A Philadelphia law firm has been awarded a portion of $3.49 million in legal fees from an Avoca environmental contamination lawsuit that had been earmarked for the Powell Law Group, according to a recent judicial ruling.
Montgomery, McCracken, Walker & Rhoades LLP argued the payment was warranted for its work on the Avoca case after Powell Law founder and Hazleton area native Robert Powell got in trouble as part of a federal corruption probe into Luzerne County’s court system.
Waiting for Powell Law to honor the payment would be like playing “Russian roulette,” the firm’s lawyer had argued. Lawyers for Powell Law disputed that characterization and challenged the legality of forcing payment through judicial intervention.
The case played out in a Cincinnati court more than 500 miles from the Wyoming Valley because the bankruptcy trust fund, established to compensate the Avoca victims and cover Powell Law’s legal fees, is based in Ohio. The 4,400 victims claimed harm from exposure to creosote oil at the former Kerr-McGee Corp.’s railroad tie manufacturing facility in Avoca.
Hamilton County Judge Robert C. Winkler recently concluded the Montgomery firm is entitled to $2.95 million plus $540,200 in interest, for a grand total of $3.49 million.
According to Winkler’s ruling:
Under its 2009 contingency fee agreement with Powell Law, the Montgomery firm was to be paid 1 percent of the gross amount recovered by Powell Law’s clients or a multiplied formula of time billed — whichever was more money.
The 1-percent calculation was the highest because Powell Law’s clients received or will receive a cumulative gross recovery from the trust totaling $314.2 million before reduction for attorney fees and costs.
The Montgomery firm’s payment was supposed to come from Powell Law’s “own contingent fee paid to it by its own said clients, and from no other source,” the agreement said.
The judge said Powell Law had received a $3 million advance from the trust in February 2011 to pay fees and expenses, including $1.48 million of the Montgomery firm’s legal fees incurred to that date. Powell Law “declined” to direct trust overseer Garretson Resolution Group Inc. to release any of the advance to the Montgomery firm.
Winkler described the contingent fee agreement terms as “unambiguous” and directed Garretson to issue payment to Montgomery from $5.5 million of the trust he froze pending a judicial decision.

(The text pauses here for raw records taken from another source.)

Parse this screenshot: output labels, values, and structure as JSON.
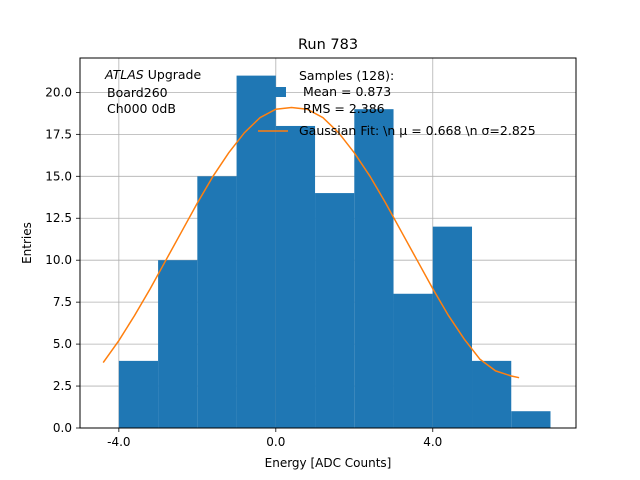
{
  "chart_data": {
    "type": "bar",
    "title": "Run 783",
    "xlabel": "Energy [ADC Counts]",
    "ylabel": "Entries",
    "xlim": [
      -4.99,
      7.65
    ],
    "ylim": [
      0,
      22.05
    ],
    "grid": true,
    "x_ticks": [
      -4.0,
      0.0,
      4.0
    ],
    "x_tick_labels": [
      "-4.0",
      "0.0",
      "4.0"
    ],
    "y_ticks": [
      0,
      2.5,
      5,
      7.5,
      10,
      12.5,
      15,
      17.5,
      20
    ],
    "y_tick_labels": [
      "0.0",
      "2.5",
      "5.0",
      "7.5",
      "10.0",
      "12.5",
      "15.0",
      "17.5",
      "20.0"
    ],
    "histogram": {
      "bin_edges": [
        -4,
        -3,
        -2,
        -1,
        0,
        1,
        2,
        3,
        4,
        5,
        6,
        7
      ],
      "counts": [
        4,
        10,
        15,
        21,
        18,
        14,
        19,
        8,
        12,
        4,
        1
      ],
      "color": "#1f77b4"
    },
    "series": [
      {
        "type": "line",
        "color": "#ff7f0e",
        "x": [
          -4.4,
          -4.0,
          -3.6,
          -3.2,
          -2.8,
          -2.4,
          -2.0,
          -1.6,
          -1.2,
          -0.8,
          -0.4,
          0.0,
          0.4,
          0.8,
          1.2,
          1.6,
          2.0,
          2.4,
          2.8,
          3.2,
          3.6,
          4.0,
          4.4,
          4.8,
          5.2,
          5.6,
          6.0,
          6.2
        ],
        "y": [
          3.9,
          5.2,
          6.7,
          8.3,
          10.0,
          11.7,
          13.4,
          15.0,
          16.4,
          17.6,
          18.5,
          19.0,
          19.1,
          19.0,
          18.5,
          17.6,
          16.4,
          15.0,
          13.4,
          11.7,
          10.0,
          8.3,
          6.7,
          5.3,
          4.1,
          3.4,
          3.1,
          3.0
        ]
      }
    ],
    "annotation": {
      "lines": [
        "ATLAS Upgrade",
        "Board260",
        "Ch000 0dB"
      ],
      "italic_word": "ATLAS"
    },
    "legend": {
      "location": "upper-right",
      "entries": [
        {
          "kind": "patch",
          "color": "#1f77b4",
          "lines": [
            "Samples (128):",
            "Mean = 0.873",
            "RMS = 2.386"
          ]
        },
        {
          "kind": "line",
          "color": "#ff7f0e",
          "label": "Gaussian Fit: \\n μ = 0.668 \\n σ=2.825"
        }
      ]
    }
  }
}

The judge’s Aug. 26 declaratory judgement was subject to appeal, but no challenges had been filed as of Friday, court officials said.
Lawyers for both sides declined comment or could not be reached for comment.
Ohio court records show Powell Law recently voluntarily entered into a settlement with another party seeking a share of its Avoca legal fees — Philadelphia attorney Richard A. Sprague, of Sprague and Sprague.
Sprague had maintained Powell Law should be on the hook for $169,400 that Robert Powell and his wife owed Sprague for past legal representation.
Powell Law had argued Sprague has no legal entitlement to Powell Law’s Avoca receipts because his claim involved legal work for Powell and his wife, not the law firm. Lawyers also said Powell was “displeased” with Sprague’s representation and disputed the billing amount.
Sprague countered that there was an “abundance of evidence that Robert Powell and Powell Law Group are one and the same.”
Powell, who was disbarred by consent, has filed court paperwork saying the firm is now solely run by Jill Moran, who was not charged in the corruption probe but resigned as county prothonotary in March 2009 as part of an agreement with federal prosecutors.
Sprague will receive $266,158 from the Avoca trust under the settlement he negotiated with Powell Law, court filings show.
Court records valued Powell Law’s Avoca legal fees at an estimated $125.7 million, before the recent deductions for Sprague and the Montgomery firm.
It’s unclear how much of this money will end up in Robert Powell’s pocket because the agreements he has with Moran and others are confidential.
Powell’s net worth is of interest in a local lawsuit filed by juveniles and their parents and guardians alleging harm over the so-called “Kids for Cash” juvenile corruption scheme.
Now a Palm Beach Gardens resident, Powell served a prison sentence for failing to report a $2.8 million kickback scheme involving former county judges Michael Conahan and Mark Ciavarella and two juvenile detention centers Powell had co-owned, court records show. The two former judges are still serving federal prison sentences.
Under a settlement agreement, Powell and Powell Law paid the plaintiffs in that lawsuit $4.7 million, and may be required to pay up to $2.5 million more based on Powell’s net worth calculated by the end of this year. Powell’s company Vision Holdings LLC also is part of that settlement.
Powell Law was entitled to 40 percent of the Avoca recovery, plus reimbursement for other expenses, according to its agreement with the Avoca victims.
However, Powell Law has pointed out its contingency fee will be split three ways among Powell Law and two other firms, not naming them, court records say.
Powell Law retained Weitz & Luxenberg, a New York City firm known for asbestos-related litigation, to handle the Avoca claims in 2012, including an attempt to reactivate a suit in Luzerne County court seeking additional compensation for the Avoca victims.